Prep Wrestling: VHS grappler fulfils her wish at state
Valencia wrestler LoriAnn Archuleta fulfilled a wish that was born three years ago when she hit the mat at the Santa Ana Star Center last Friday morning.
The senior, who wrestles for the Jaguars varsity squad in the 113-pound division, began wrestling for the VHS junior varsity team as a 106-pounder her sophomore year. When the varsity 106 got injured that season, she took his place.
Two Saturdays ago, Archuleta fulfilled one of her goals by finishing fourth at the District 6-4A Wrestling Meet in Gallup. That placement got her a ticket to the big dance, the Class 4A Wrestling Meet in Rio Rancho.
Archuleta, who said she has played sports year-round since the seventh grade and participated in basketball, soccer and track while at Valencia High School, said wrestling is in her family — her younger brother Jon Diego, wrestles for VHS, and her cousin, Carlos Montaño, was a state champion at 132-pounds for Valencia two seasons ago while Carlos’ dad, Phillip Montaño, also wrestled in high school was her first coach in the sport.
It was Carlos who first talked to her about joining VHS’ team and convinced her parents, Edward and Diane Archuleta of Peralta, to let her try out.
“One night we were at my house talking and he convinced my parents to let me join,” LoriAnn said. “I thought it was cool and tried it out.”
Once she got into the wrestling room, LoriAnn said she was hooked. And she quickly realized that to do well that she would have to become a student of the sport.
“I saw how good these guys were, a lot of them had been wrestling for so long,” she said. “I thought I had to learn right away to keep up with them.”
VHS coach Lorenzo Carrillo, who worked with a pair of top junior female wrestlers in Belen early in his coaching career, said LoriAnn’s skills and technique are her biggest assets on the mat.
“One thing I noticed with female wrestlers is they’re a little bit smarter (about wrestling) and learn a lot quicker,” Carrillo said. “The strength issue catches up with them and what we have to focus on is technique. That’s what we’ve done with LoriAnn. And it paid off at district. LoriAnn is very good with her technique.”
Female wrestlers have become much more commonplace in recent years, said Carrillo.
He also emphasized that except for separate changing rooms, LoriAnn is treated the same as any other Jaguar wrestler.
“She’s expected to work out as hard as any one else,” he said, “and actually LoriAnn is one of the most dedicated wrestlers we have in the room. She never misses practice and always works hard.”
Archuleta said she has always just wanted to improve herself, day-by-day.

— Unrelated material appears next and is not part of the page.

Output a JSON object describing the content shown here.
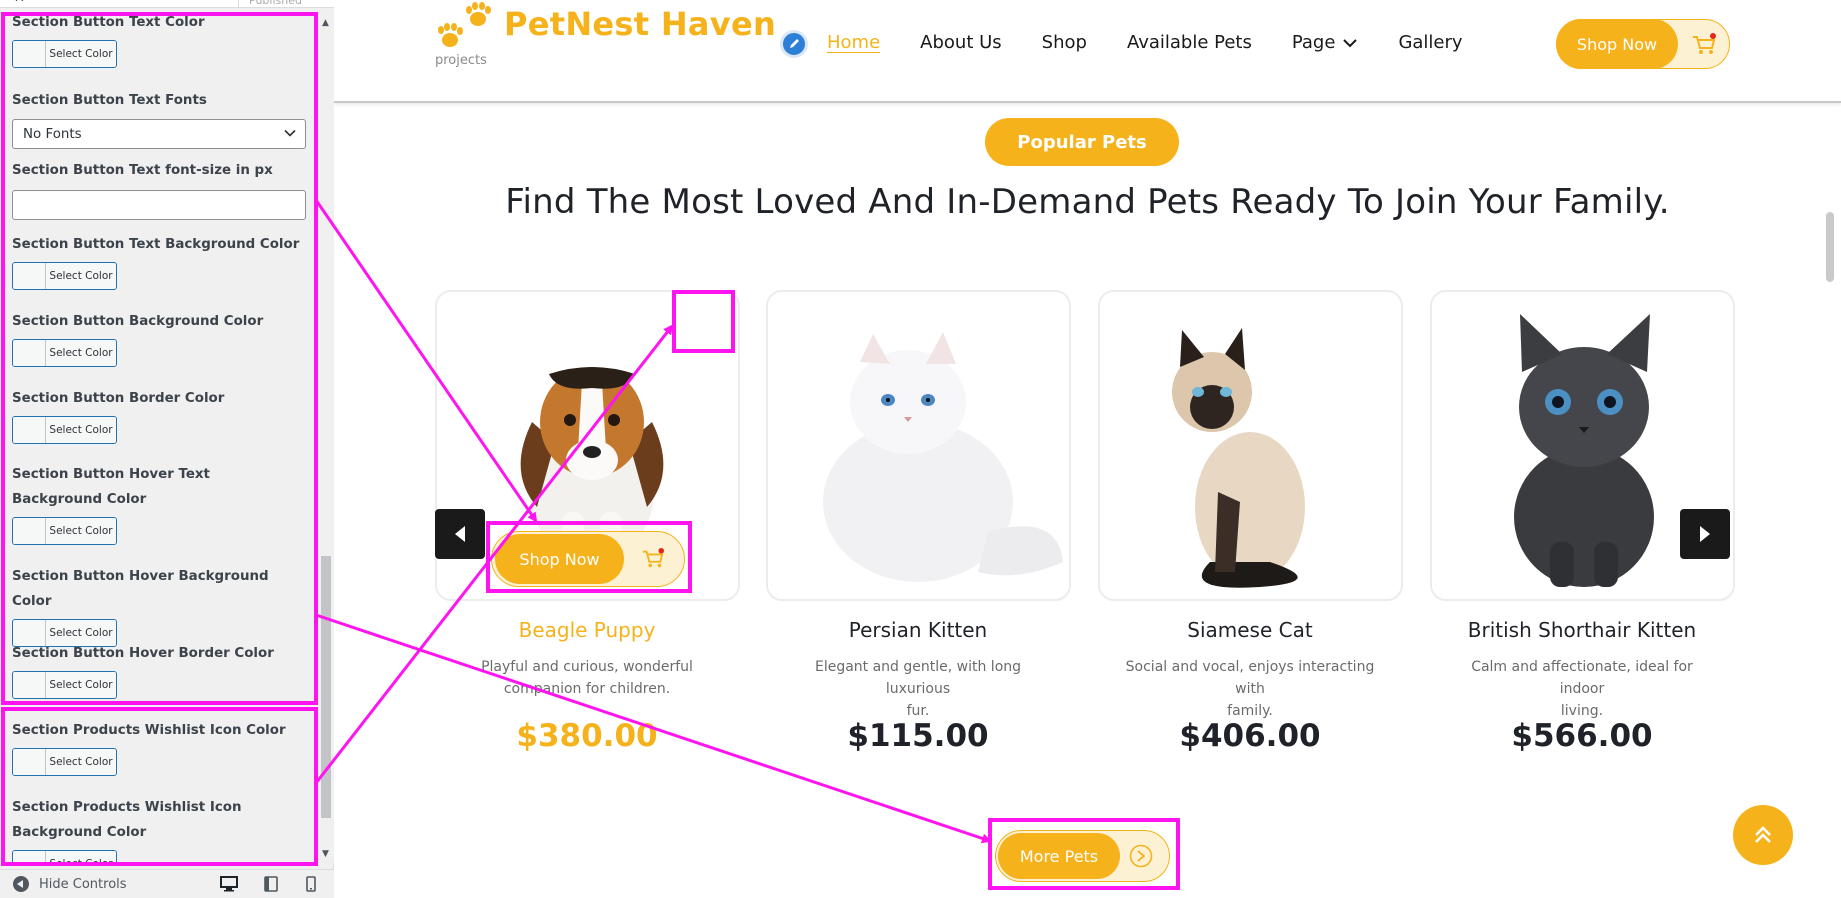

“That’s why I never missed practice, because I didn’t want to miss anything and they’ll know more than me,” she said. “It’s hard for me as a girl. I don’t have as much (upper body) strength as them so I have to know more than them.”
Archuleta said her style is leg riding, which emphasizes a wrestler’s use of their hips and is a very effective technique.

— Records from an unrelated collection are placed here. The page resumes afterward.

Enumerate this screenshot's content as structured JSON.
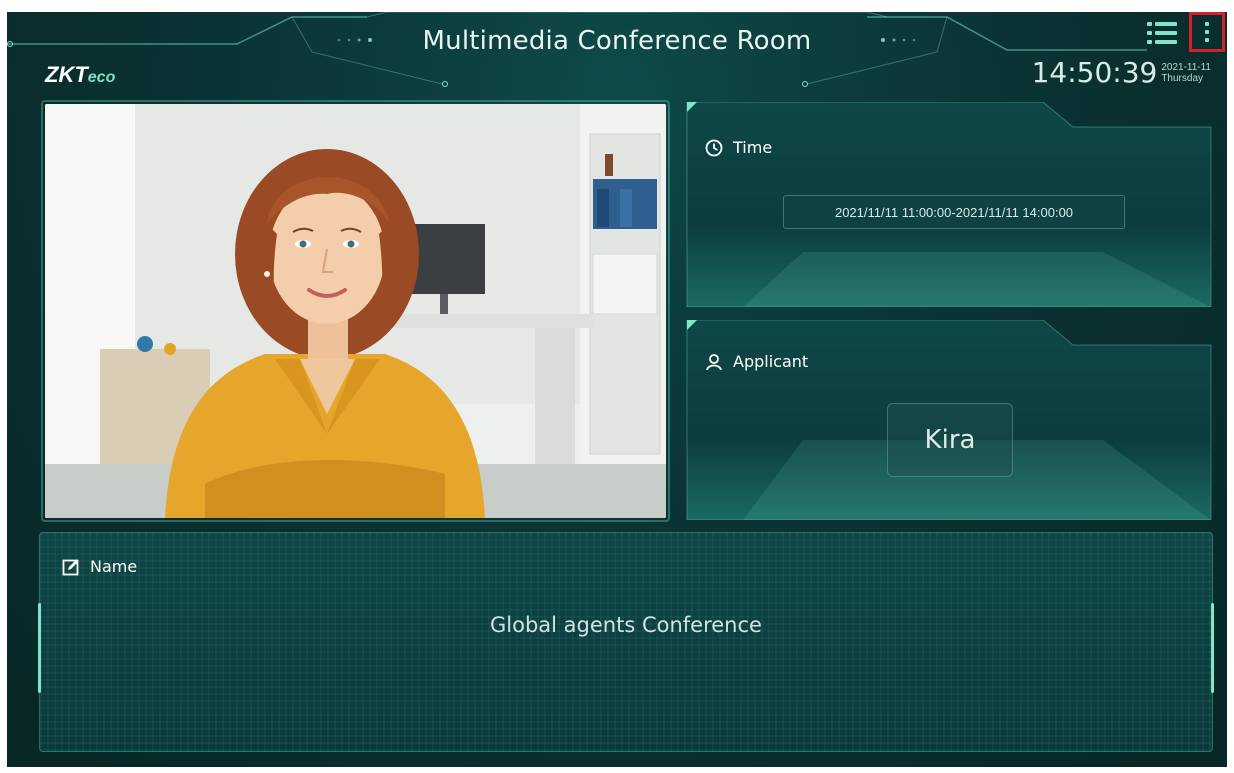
{
  "header": {
    "title": "Multimedia Conference Room",
    "logo_main": "ZKT",
    "logo_sub": "eco",
    "clock_time": "14:50:39",
    "clock_date": "2021-11-11",
    "clock_weekday": "Thursday",
    "menu_icon": "menu-list-icon",
    "more_icon": "more-vertical-icon"
  },
  "time_panel": {
    "label": "Time",
    "icon": "clock-icon",
    "value": "2021/11/11 11:00:00-2021/11/11 14:00:00"
  },
  "applicant_panel": {
    "label": "Applicant",
    "icon": "person-icon",
    "value": "Kira"
  },
  "name_panel": {
    "label": "Name",
    "icon": "edit-icon",
    "value": "Global agents Conference"
  },
  "colors": {
    "background": "#0b3a3a",
    "accent": "#7fe6cc",
    "highlight_border": "#d3202a"
  }
}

“I don’t really like to take people down because I always end up getting reversed,” said LoriAnn. “If I can get in their legs, it’s good. That’s pretty much how I won district.”
At the district meet, Archuleta lost her first match and had to battle back through the consolation bracket to earn her way to the state meet.

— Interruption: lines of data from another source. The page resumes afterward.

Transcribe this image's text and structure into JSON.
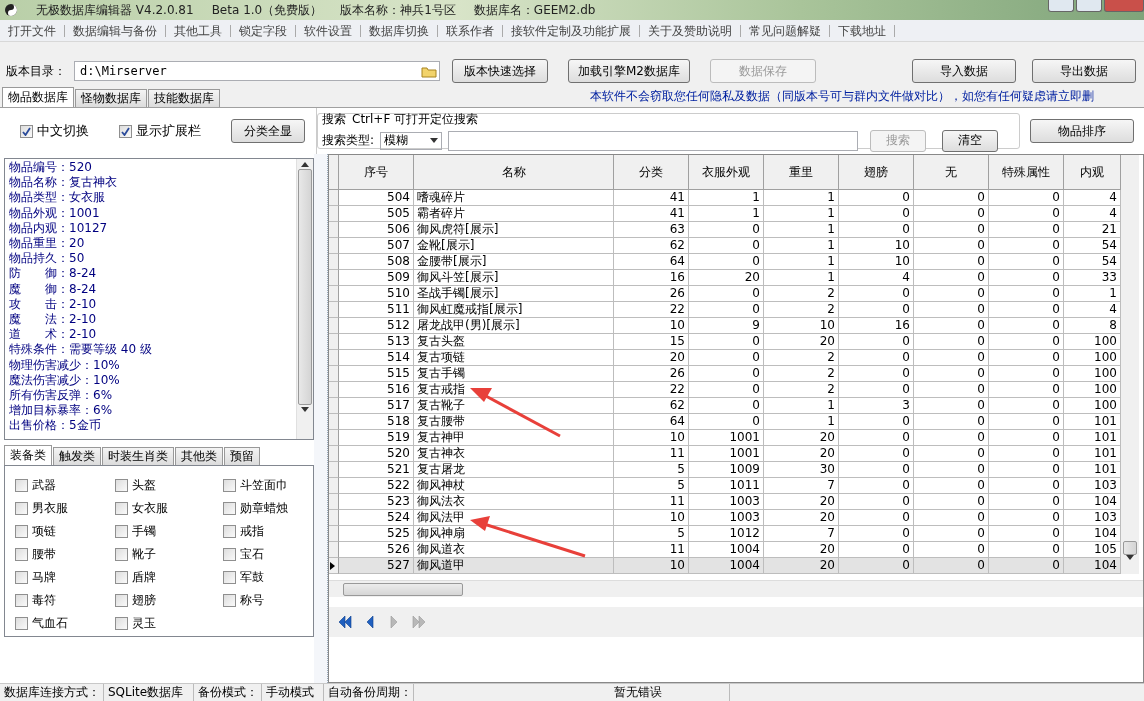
{
  "window": {
    "title": "无极数据库编辑器 V4.2.0.81",
    "edition": "Beta 1.0（免费版）",
    "version_name": "版本名称：神兵1号区",
    "database": "数据库名：GEEM2.db"
  },
  "menu": [
    "打开文件",
    "数据编辑与备份",
    "其他工具",
    "锁定字段",
    "软件设置",
    "数据库切换",
    "联系作者",
    "接软件定制及功能扩展",
    "关于及赞助说明",
    "常见问题解疑",
    "下载地址"
  ],
  "toolbar": {
    "dir_label": "版本目录：",
    "dir_value": "d:\\Mirserver",
    "buttons": [
      {
        "label": "版本快速选择",
        "disabled": false
      },
      {
        "label": "加载引擎M2数据库",
        "disabled": false
      },
      {
        "label": "数据保存",
        "disabled": true
      }
    ],
    "right_buttons": [
      "导入数据",
      "导出数据"
    ]
  },
  "db_tabs": [
    {
      "label": "物品数据库",
      "selected": true
    },
    {
      "label": "怪物数据库",
      "selected": false
    },
    {
      "label": "技能数据库",
      "selected": false
    }
  ],
  "notice": "本软件不会窃取您任何隐私及数据（同版本号可与群内文件做对比），如您有任何疑虑请立即删",
  "options": [
    {
      "label": "中文切换",
      "checked": true
    },
    {
      "label": "显示扩展栏",
      "checked": true
    }
  ],
  "show_all_button": "分类全显",
  "search": {
    "title": "搜索",
    "hint": "Ctrl+F 可打开定位搜索",
    "type_label": "搜索类型:",
    "type_value": "模糊",
    "search_button": {
      "label": "搜索",
      "disabled": true
    },
    "clear_button": "清空"
  },
  "sort_button": "物品排序",
  "item_info": [
    "物品编号：520",
    "物品名称：复古神衣",
    "物品类型：女衣服",
    "物品外观：1001",
    "物品内观：10127",
    "物品重里：20",
    "物品持久：50",
    "防　　御：8-24",
    "魔　　御：8-24",
    "攻　　击：2-10",
    "魔　　法：2-10",
    "道　　术：2-10",
    "特殊条件：需要等级 40 级",
    "物理伤害减少：10%",
    "魔法伤害减少：10%",
    "所有伤害反弹：6%",
    "增加目标暴率：6%",
    "出售价格：5金币"
  ],
  "category_tabs": [
    {
      "label": "装备类",
      "selected": true
    },
    {
      "label": "触发类",
      "selected": false
    },
    {
      "label": "时装生肖类",
      "selected": false
    },
    {
      "label": "其他类",
      "selected": false
    },
    {
      "label": "预留",
      "selected": false
    }
  ],
  "categories": [
    {
      "label": "武器",
      "checked": false
    },
    {
      "label": "头盔",
      "checked": false
    },
    {
      "label": "斗笠面巾",
      "checked": false
    },
    {
      "label": "男衣服",
      "checked": false
    },
    {
      "label": "女衣服",
      "checked": false
    },
    {
      "label": "勋章蜡烛",
      "checked": false
    },
    {
      "label": "项链",
      "checked": false
    },
    {
      "label": "手镯",
      "checked": false
    },
    {
      "label": "戒指",
      "checked": false
    },
    {
      "label": "腰带",
      "checked": false
    },
    {
      "label": "靴子",
      "checked": false
    },
    {
      "label": "宝石",
      "checked": false
    },
    {
      "label": "马牌",
      "checked": false
    },
    {
      "label": "盾牌",
      "checked": false
    },
    {
      "label": "军鼓",
      "checked": false
    },
    {
      "label": "毒符",
      "checked": false
    },
    {
      "label": "翅膀",
      "checked": false
    },
    {
      "label": "称号",
      "checked": false
    },
    {
      "label": "气血石",
      "checked": false
    },
    {
      "label": "灵玉",
      "checked": false
    }
  ],
  "table": {
    "columns": [
      "序号",
      "名称",
      "分类",
      "衣服外观",
      "重里",
      "翅膀",
      "无",
      "特殊属性",
      "内观"
    ],
    "rows": [
      {
        "cells": [
          "504",
          "嗜魂碎片",
          "41",
          "1",
          "1",
          "0",
          "0",
          "0",
          "4"
        ],
        "selected": false
      },
      {
        "cells": [
          "505",
          "霸者碎片",
          "41",
          "1",
          "1",
          "0",
          "0",
          "0",
          "4"
        ],
        "selected": false
      },
      {
        "cells": [
          "506",
          "御风虎符[展示]",
          "63",
          "0",
          "1",
          "0",
          "0",
          "0",
          "21"
        ],
        "selected": false
      },
      {
        "cells": [
          "507",
          "金靴[展示]",
          "62",
          "0",
          "1",
          "10",
          "0",
          "0",
          "54"
        ],
        "selected": false
      },
      {
        "cells": [
          "508",
          "金腰带[展示]",
          "64",
          "0",
          "1",
          "10",
          "0",
          "0",
          "54"
        ],
        "selected": false
      },
      {
        "cells": [
          "509",
          "御风斗笠[展示]",
          "16",
          "20",
          "1",
          "4",
          "0",
          "0",
          "33"
        ],
        "selected": false
      },
      {
        "cells": [
          "510",
          "圣战手镯[展示]",
          "26",
          "0",
          "2",
          "0",
          "0",
          "0",
          "1"
        ],
        "selected": false
      },
      {
        "cells": [
          "511",
          "御风虹魔戒指[展示]",
          "22",
          "0",
          "2",
          "0",
          "0",
          "0",
          "4"
        ],
        "selected": false
      },
      {
        "cells": [
          "512",
          "屠龙战甲(男)[展示]",
          "10",
          "9",
          "10",
          "16",
          "0",
          "0",
          "8"
        ],
        "selected": false
      },
      {
        "cells": [
          "513",
          "复古头盔",
          "15",
          "0",
          "20",
          "0",
          "0",
          "0",
          "100"
        ],
        "selected": false
      },
      {
        "cells": [
          "514",
          "复古项链",
          "20",
          "0",
          "2",
          "0",
          "0",
          "0",
          "100"
        ],
        "selected": false
      },
      {
        "cells": [
          "515",
          "复古手镯",
          "26",
          "0",
          "2",
          "0",
          "0",
          "0",
          "100"
        ],
        "selected": false
      },
      {
        "cells": [
          "516",
          "复古戒指",
          "22",
          "0",
          "2",
          "0",
          "0",
          "0",
          "100"
        ],
        "selected": false
      },
      {
        "cells": [
          "517",
          "复古靴子",
          "62",
          "0",
          "1",
          "3",
          "0",
          "0",
          "100"
        ],
        "selected": false
      },
      {
        "cells": [
          "518",
          "复古腰带",
          "64",
          "0",
          "1",
          "0",
          "0",
          "0",
          "101"
        ],
        "selected": false
      },
      {
        "cells": [
          "519",
          "复古神甲",
          "10",
          "1001",
          "20",
          "0",
          "0",
          "0",
          "101"
        ],
        "selected": false
      },
      {
        "cells": [
          "520",
          "复古神衣",
          "11",
          "1001",
          "20",
          "0",
          "0",
          "0",
          "101"
        ],
        "selected": false
      },
      {
        "cells": [
          "521",
          "复古屠龙",
          "5",
          "1009",
          "30",
          "0",
          "0",
          "0",
          "101"
        ],
        "selected": false
      },
      {
        "cells": [
          "522",
          "御风神杖",
          "5",
          "1011",
          "7",
          "0",
          "0",
          "0",
          "103"
        ],
        "selected": false
      },
      {
        "cells": [
          "523",
          "御风法衣",
          "11",
          "1003",
          "20",
          "0",
          "0",
          "0",
          "104"
        ],
        "selected": false
      },
      {
        "cells": [
          "524",
          "御风法甲",
          "10",
          "1003",
          "20",
          "0",
          "0",
          "0",
          "103"
        ],
        "selected": false
      },
      {
        "cells": [
          "525",
          "御风神扇",
          "5",
          "1012",
          "7",
          "0",
          "0",
          "0",
          "104"
        ],
        "selected": false
      },
      {
        "cells": [
          "526",
          "御风道衣",
          "11",
          "1004",
          "20",
          "0",
          "0",
          "0",
          "105"
        ],
        "selected": false
      },
      {
        "cells": [
          "527",
          "御风道甲",
          "10",
          "1004",
          "20",
          "0",
          "0",
          "0",
          "104"
        ],
        "selected": true
      }
    ]
  },
  "nav_buttons": [
    {
      "kind": "first",
      "disabled": false
    },
    {
      "kind": "prev",
      "disabled": false
    },
    {
      "kind": "next",
      "disabled": true
    },
    {
      "kind": "last",
      "disabled": true
    }
  ],
  "status_bar": [
    "数据库连接方式：",
    "SQLite数据库",
    "备份模式：",
    "手动模式",
    "自动备份周期：",
    "暂无错误"
  ]
}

A final match against a Miyamura wrestler stood between her and state, but Archuleta was able to fight her way to a win and a berth at state.
“It was nerve wracking,” she said. “I had worked hard all three years and wanted to make it to state. It was exciting. It’s unexplainable. All three years … my sophomore year I went to watch state. I’d never been there and I was just thinking I want to wrestle here some day. Knowing I get to do that in my senior year is pretty cool.”
Though she’s been athletic all her life and enjoys the other sports she’s been involved in, Archuleta said wrestling is “at the very top” of her list.
“It’s more of an individual experience,” she said. “You get to be on a team, but it’s a different feeling. I like the energy people give off. There’s more to it. It’s one-on-one.”
Now that’s she’s close to graduating, Archuleta said she is looking into wrestling scholarships and would readily accept one if it’s offered. She’s even thought about continuing on with mixed-martial arts.
“MMA interests me, but I’m not to sure about it,” she said. “I looks like would be a fun thing to do.”